Some died if there was no music to accompany their dancing. Sufferers typically had symptoms resembling those of dancing mania, such as headaches, trembling, twitching and visions.

As with dancing mania, participants apparently did not like the color black, and women were reported to be most affected. Unlike dancing mania, tarantism was confined to Italy and southern Europe. It was common until the 17th century, but ended suddenly, with only very small outbreaks in Italy until as late as 1959.

A study of the phenomenon in 1959 by religious history professor Ernesto de Martino revealed that most cases of tarantism were probably unrelated to spider bites.

Many participants admitted that they had not been bitten, but believed they were infected by someone who had been, or that they had simply touched a spider.

The result was mass panic, with a “cure” that allowed people to behave in ways that were, normally, prohibited at the time. Despite their differences, tarantism and dancing mania are often considered synonymous.


As the real cause of the dancing plague was unknown, many of the treatments for it were simply hopeful guesses, although some did seem effective.

The 1374 outbreak occurred only decades after the Black Death, and was treated in a similar fashion: dancers were isolated, and some were exorcized.

People believed that the dancing was a curse brought about by St Vitus; they responded by praying and making pilgrimages to places dedicated to Vitus.

Prayers were also made to St John the Baptist, who some believed also caused the dancing.
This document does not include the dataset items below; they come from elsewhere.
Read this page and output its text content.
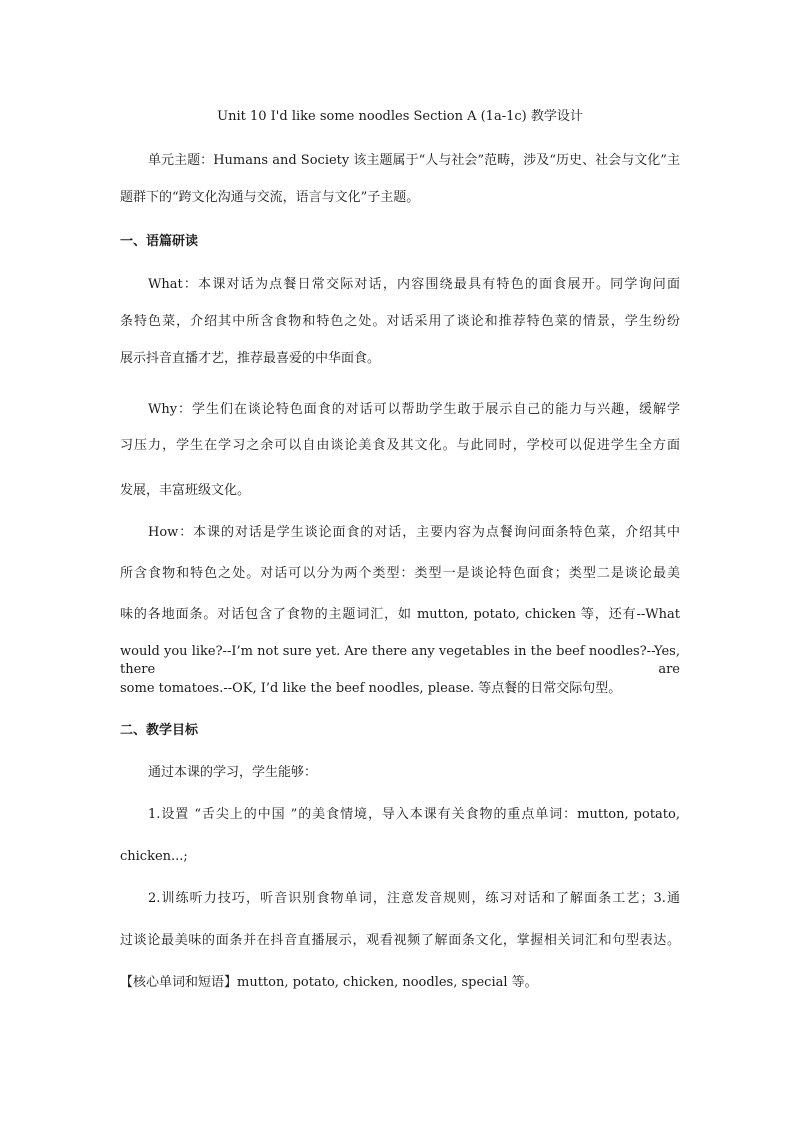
Unit 10 I'd like some noodles Section A (1a-1c) 教学设计
单元主题：Humans and Society 该主题属于“人与社会”范畴，涉及“历史、社会与文化”主
题群下的“跨文化沟通与交流，语言与文化”子主题。
一、语篇研读
What：本课对话为点餐日常交际对话，内容围绕最具有特色的面食展开。同学询问面
条特色菜，介绍其中所含食物和特色之处。对话采用了谈论和推荐特色菜的情景，学生纷纷
展示抖音直播才艺，推荐最喜爱的中华面食。
Why：学生们在谈论特色面食的对话可以帮助学生敢于展示自己的能力与兴趣，缓解学
习压力，学生在学习之余可以自由谈论美食及其文化。与此同时，学校可以促进学生全方面
发展，丰富班级文化。
How：本课的对话是学生谈论面食的对话，主要内容为点餐询问面条特色菜，介绍其中
所含食物和特色之处。对话可以分为两个类型：类型一是谈论特色面食；类型二是谈论最美
味的各地面条。对话包含了食物的主题词汇，如 mutton, potato, chicken 等，还有--What
would you like?--I’m not sure yet. Are there any vegetables in the beef noodles?--Yes, there are
some tomatoes.--OK, I’d like the beef noodles, please. 等点餐的日常交际句型。
二、教学目标
通过本课的学习，学生能够：
1.设置 “舌尖上的中国 ”的美食情境，导入本课有关食物的重点单词：mutton, potato,
chicken...;
2.训练听力技巧，听音识别食物单词，注意发音规则，练习对话和了解面条工艺；3.通
过谈论最美味的面条并在抖音直播展示，观看视频了解面条文化，掌握相关词汇和句型表达。
【核心单词和短语】mutton, potato, chicken, noodles, special 等。
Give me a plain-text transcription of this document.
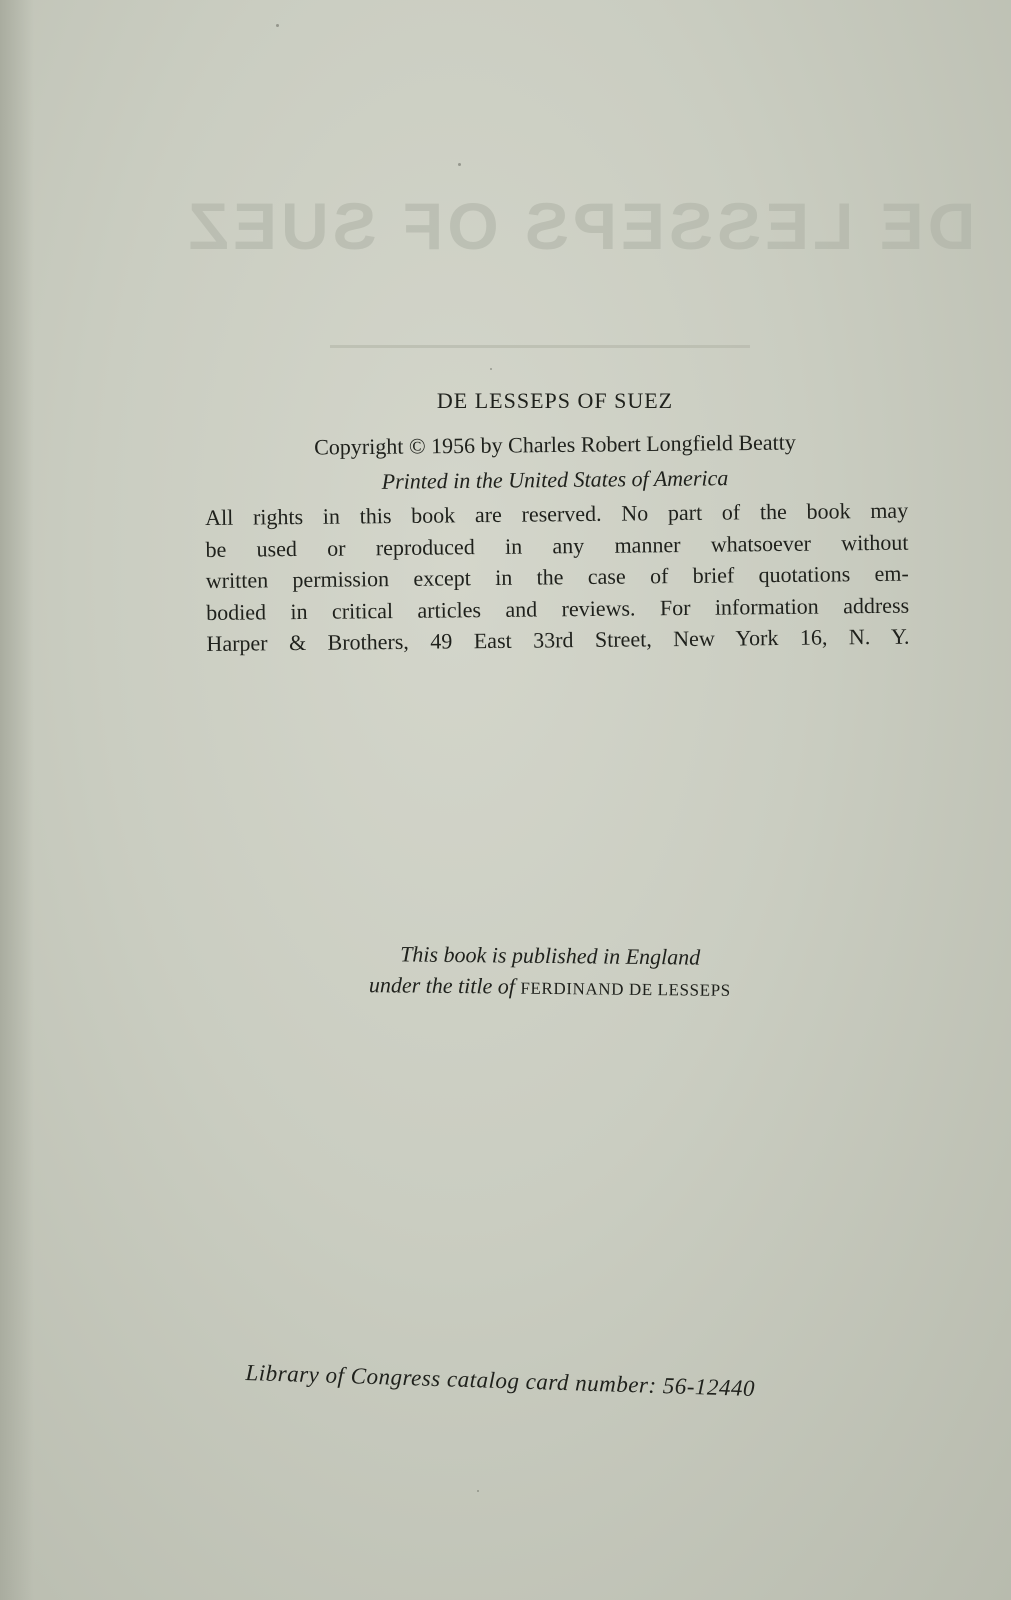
DE LESSEPS OF SUEZ
DE LESSEPS OF SUEZ
Copyright © 1956 by Charles Robert Longfield Beatty
Printed in the United States of America
All rights in this book are reserved. No part of the book may
be used or reproduced in any manner whatsoever without
written permission except in the case of brief quotations em-
bodied in critical articles and reviews. For information address
Harper & Brothers, 49 East 33rd Street, New York 16, N. Y.
This book is published in England
under the title of FERDINAND DE LESSEPS
Library of Congress catalog card number: 56-12440
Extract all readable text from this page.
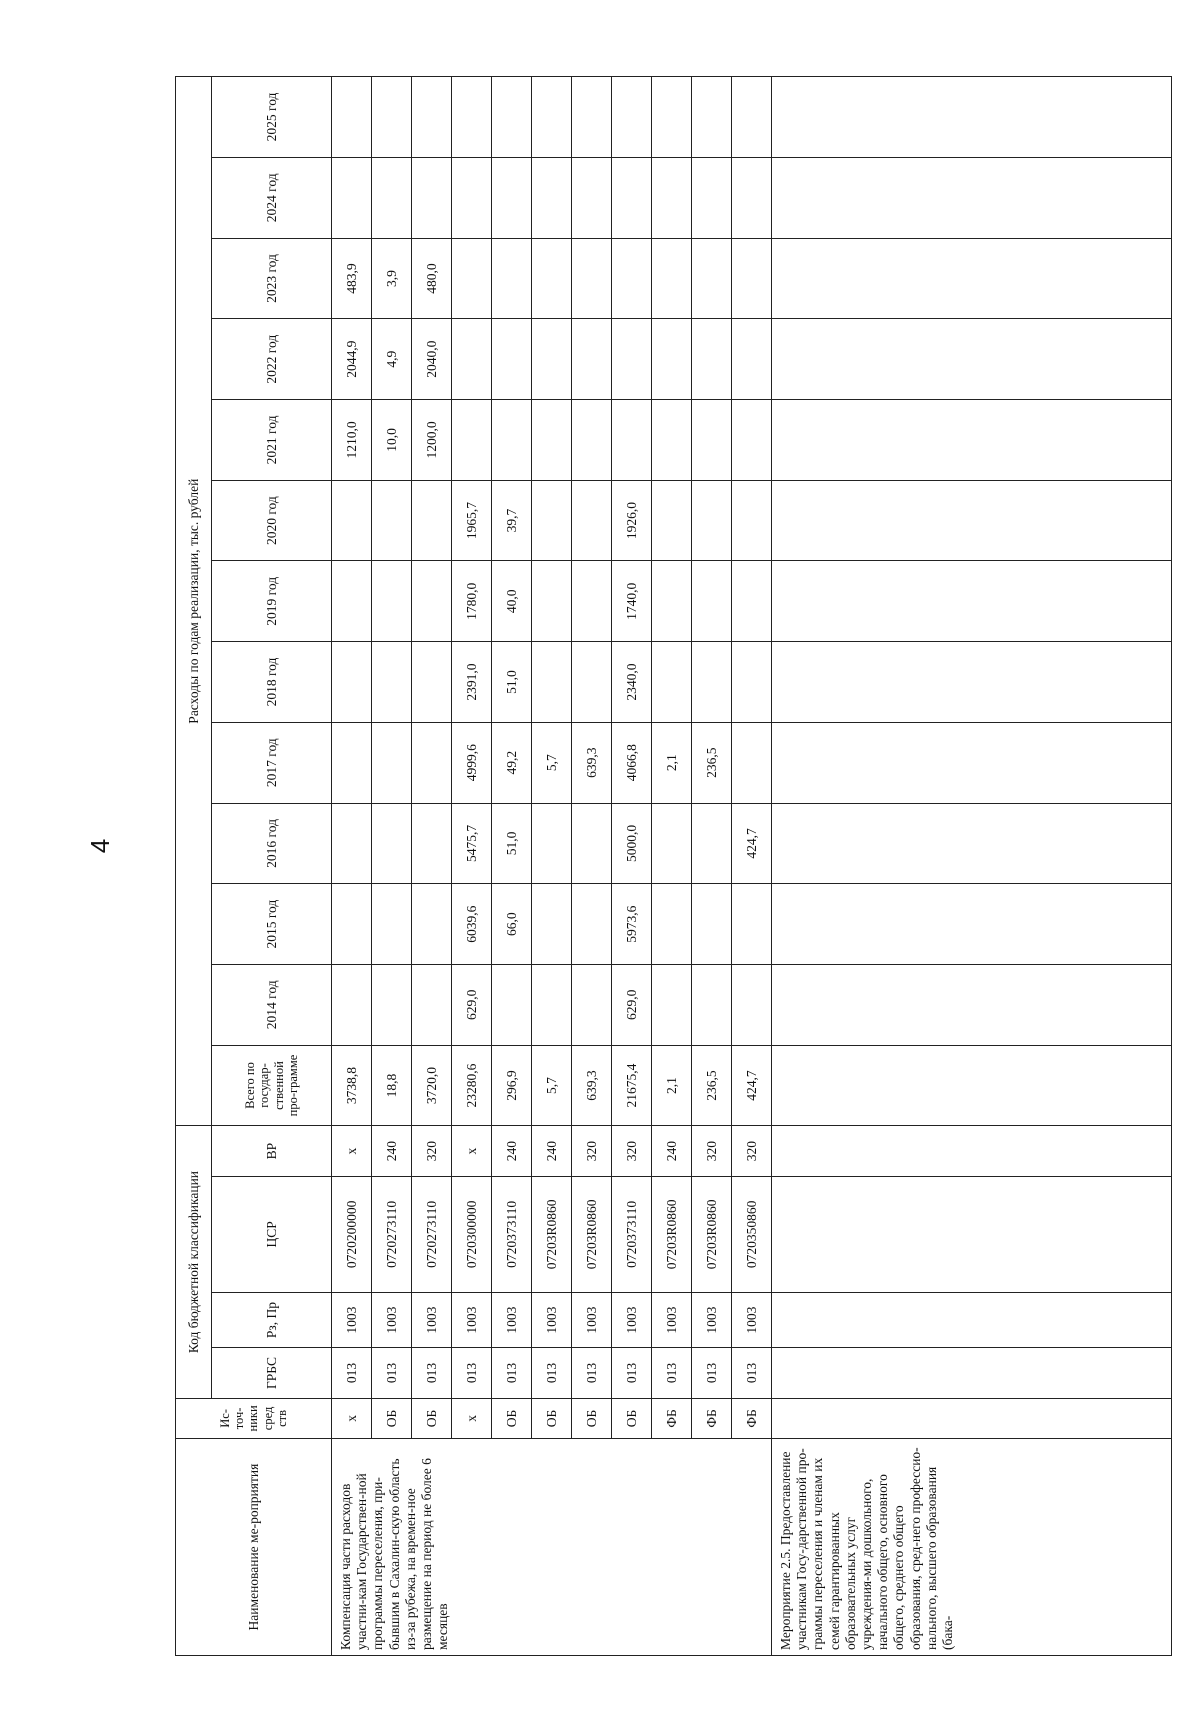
4
Наименование ме-роприятия	Ис-точ-ники сред ств	Код бюджетной классификации				Расходы по годам реализации, тыс. рублей												
		ГРБС	Рз, Пр	ЦСР	ВР	Всего по государ-ственной про-грамме	2014 год	2015 год	2016 год	2017 год	2018 год	2019 год	2020 год	2021 год	2022 год	2023 год	2024 год	2025 год
Компенсация части расходов участни-кам Государствен-ной программы переселения, при-бывшим в Сахалин-скую область из-за рубежа, на времен-ное размещение на период не более 6 месяцев	x	013	1003	0720200000	x	3738,8								1210,0	2044,9	483,9		
	ОБ	013	1003	0720273110	240	18,8								10,0	4,9	3,9		
	ОБ	013	1003	0720273110	320	3720,0								1200,0	2040,0	480,0		
	x	013	1003	0720300000	x	23280,6	629,0	6039,6	5475,7	4999,6	2391,0	1780,0	1965,7					
	ОБ	013	1003	0720373110	240	296,9		66,0	51,0	49,2	51,0	40,0	39,7					
	ОБ	013	1003	07203R0860	240	5,7				5,7								
	ОБ	013	1003	07203R0860	320	639,3				639,3								
	ОБ	013	1003	0720373110	320	21675,4	629,0	5973,6	5000,0	4066,8	2340,0	1740,0	1926,0					
	ФБ	013	1003	07203R0860	240	2,1				2,1								
	ФБ	013	1003	07203R0860	320	236,5				236,5								
	ФБ	013	1003	0720350860	320	424,7			424,7									
Мероприятие 2.5. Предоставление участникам Госу-дарственной про-граммы переселения и членам их семей гарантированных образовательных услуг учреждения-ми дошкольного, начального общего, основного общего, среднего общего образования, сред-него профессио-нального, высшего образования (бака-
Others claimed to be possessed by demons, or Satan, therefore exorcisms were often performed on dancers.

Bartholomew notes that music was often played while participants danced, as that was believed to be an effective remedy, and during some outbreaks, musicians were even employed to play.

Midelfort describes how the music encouraged others to join in, however, and thus effectively made things worse, as did the dancing places that were sometimes set up.